Wednesday, September 24, 2008

More polling results and more analysis of the election

All of the polling companies offer some degree of data, we are seeing a lot of information in this election from the polls and not only national numbers, but regional and sub regional numbers.

Ekos yesterday released data on the big cities and their suburbs. When looking at their data, I can see a few interesting trends.

In BC the data seems to indicate that outside of the Vancouver area the Liberals really are completely out of the race. The NDP is also far behind the Conservatives. What I take from this is that the NDP will be lucky to hold all four do the seats it has outside of the lower mainland. I personally believe they will lose Vancouver Island North and are in danger in BC Southern Interior.

In the suburbs of Vancouver the numbers say to me that we are looking at a Conservative sweep.

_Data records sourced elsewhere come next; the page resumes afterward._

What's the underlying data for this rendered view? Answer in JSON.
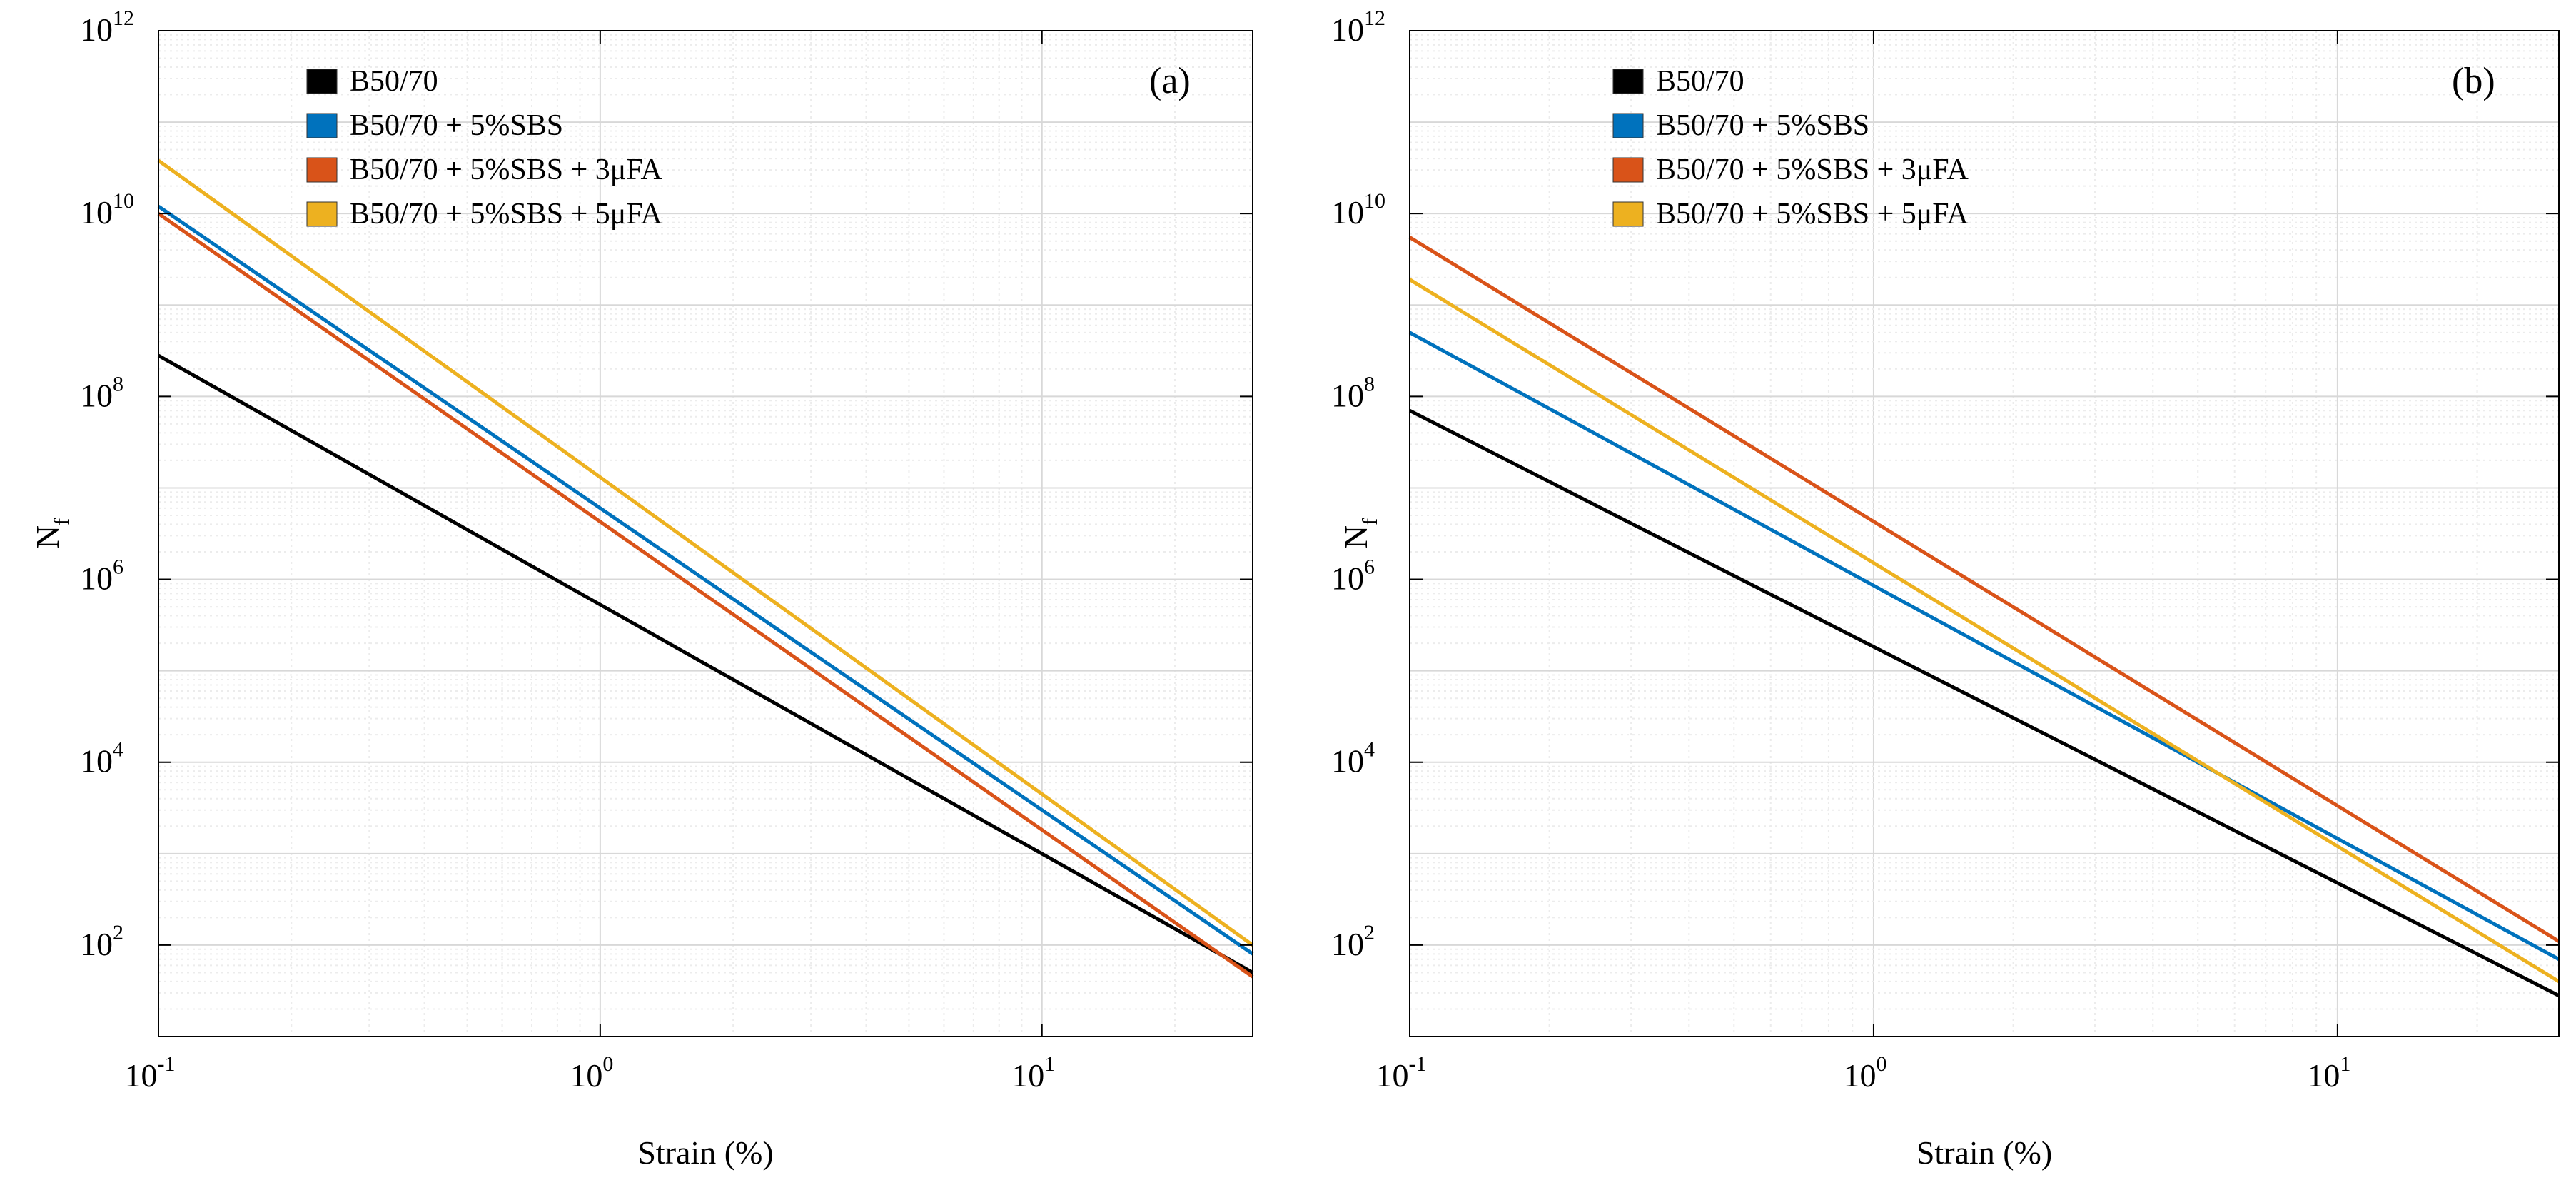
{
  "chart_data": [
    {
      "type": "line",
      "panel_label": "(a)",
      "xlabel": "Strain (%)",
      "ylabel": "N",
      "ylabel_sub": "f",
      "x_scale": "log",
      "y_scale": "log",
      "xlim": [
        0.1,
        30
      ],
      "ylim": [
        10,
        1000000000000
      ],
      "x_ticks": [
        {
          "base": "10",
          "exp": "-1"
        },
        {
          "base": "10",
          "exp": "0"
        },
        {
          "base": "10",
          "exp": "1"
        }
      ],
      "y_ticks": [
        {
          "base": "10",
          "exp": "2"
        },
        {
          "base": "10",
          "exp": "4"
        },
        {
          "base": "10",
          "exp": "6"
        },
        {
          "base": "10",
          "exp": "8"
        },
        {
          "base": "10",
          "exp": "10"
        },
        {
          "base": "10",
          "exp": "12"
        }
      ],
      "grid": true,
      "legend_position": "top-left",
      "series": [
        {
          "name": "B50/70",
          "color": "#000000",
          "x": [
            0.1,
            30
          ],
          "y": [
            280000000,
            50
          ]
        },
        {
          "name": "B50/70 + 5%SBS",
          "color": "#0072BD",
          "x": [
            0.1,
            30
          ],
          "y": [
            12000000000,
            80
          ]
        },
        {
          "name": "B50/70 + 5%SBS + 3μFA",
          "color": "#D95319",
          "x": [
            0.1,
            30
          ],
          "y": [
            10000000000,
            45
          ]
        },
        {
          "name": "B50/70 + 5%SBS + 5μFA",
          "color": "#EDB120",
          "x": [
            0.1,
            30
          ],
          "y": [
            38000000000,
            100
          ]
        }
      ]
    },
    {
      "type": "line",
      "panel_label": "(b)",
      "xlabel": "Strain (%)",
      "ylabel": "N",
      "ylabel_sub": "f",
      "x_scale": "log",
      "y_scale": "log",
      "xlim": [
        0.1,
        30
      ],
      "ylim": [
        10,
        1000000000000
      ],
      "x_ticks": [
        {
          "base": "10",
          "exp": "-1"
        },
        {
          "base": "10",
          "exp": "0"
        },
        {
          "base": "10",
          "exp": "1"
        }
      ],
      "y_ticks": [
        {
          "base": "10",
          "exp": "2"
        },
        {
          "base": "10",
          "exp": "4"
        },
        {
          "base": "10",
          "exp": "6"
        },
        {
          "base": "10",
          "exp": "8"
        },
        {
          "base": "10",
          "exp": "10"
        },
        {
          "base": "10",
          "exp": "12"
        }
      ],
      "grid": true,
      "legend_position": "top-left",
      "series": [
        {
          "name": "B50/70",
          "color": "#000000",
          "x": [
            0.1,
            30
          ],
          "y": [
            70000000,
            28
          ]
        },
        {
          "name": "B50/70 + 5%SBS",
          "color": "#0072BD",
          "x": [
            0.1,
            30
          ],
          "y": [
            500000000,
            70
          ]
        },
        {
          "name": "B50/70 + 5%SBS + 3μFA",
          "color": "#D95319",
          "x": [
            0.1,
            30
          ],
          "y": [
            5500000000,
            110
          ]
        },
        {
          "name": "B50/70 + 5%SBS + 5μFA",
          "color": "#EDB120",
          "x": [
            0.1,
            30
          ],
          "y": [
            1900000000,
            40
          ]
        }
      ]
    }
  ]
}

In Vancouver itself the Liberals are in the most trouble because they have dropped to 25%, effectively in a tie with the Conservatives. The NDP has a nice lead. I can see the Liberals only managing to retain Vancouver Centre and losing the others to the NDP and Conservatives.

In Ontario there is a nice divide in the province, the further you get from downtown Toronto the stronger the Conservatives get and the weaker the Liberals get. At this point the Conservatives are strong enough outside of the GTA to take a large percentage of the seats. The worst news in Ontario is for the NDP because they are running a distant third in all areas. The Liberals have enough strength in Toronto that the should be able to hold many of their seats there, but they are still going to lose some to Harper.

In Quebec the Liberals are the leading federalist party in the Montreal area but completely out of the money in the rest of the province. But even in the Montreal area the Bloc is the most popular party. Outside of Montreal the race really is Conservative versus Bloc with the Bloc marginally in the lead.

Looking at the Polling Observatory numbers updated yesterday. the Conservatives remain more or less stalled in the low 38% range, the Liberals are continuing a slow deline and are now 11 percentage points behind. The last few days have seen a decent rise for the NDP and taking them to almost where they were in 2006. The BLoc and Greens remain in and around 8%.

I am still convinced the trend is showing a strong Conservative majority, but not as strong as before. The biggest changes are in Quebec where the Bloc is gaining from the Conservatives. Also with better data from Ontario the Liberals are more concentrated and hold more seats.

Here is the quick and dirty seat projection based on no change in the numbers by Oct 14th:

  • Conservatives - 158
  • Liberals - 69
  • Bloc - 45
  • NDP - 33
  • Ind - 2
  • Green - 1

Recent polls are showing Quebec being in utter voter turmoil, the best I can read from the tea leaves is that there is some recovery among the Bloc and a nice split in a lot of ridings that should allow them to win a lot more than I orginally expected.

So where do I see the trends going? Given the Liberal Party induced problems in the NDP and the emerging vicious fight between the two parties, I can see the both parties being harmed by that. I can see both parties shedding some support to the Greens and the Conservatives.

If there is movement of voters I see it as the following. I see populist NDP supporters splitting 2 for 1 in BC for the Greens. Modern left New Democrats I see splitting half to the Greens and half staying at home, hardcore New Democrats feel there is no second choice for them. As to the Liberals, in BC I see most of them going to the Greens and in Ontario breaking 2 for 1 to the Conservatives. I refuse to guess how this will play out in the Atlantic provinces or Quebec.

My new estimate of final party support is as follows:
  • Conservatives - 40%
  • Liberals - 25.5%
  • NDP - 16.9%
  • Greens 9.2%
  • Bloc 8.2%

I need to crunch these numbers to see where it takes the election results, but I do think the NDP being Official Opposition is now outside the realm of realistic. Now having the Bloc there may become possible. Much depends on the Liberals being able to maintain a fortress of ridings in Montreal and Toronto.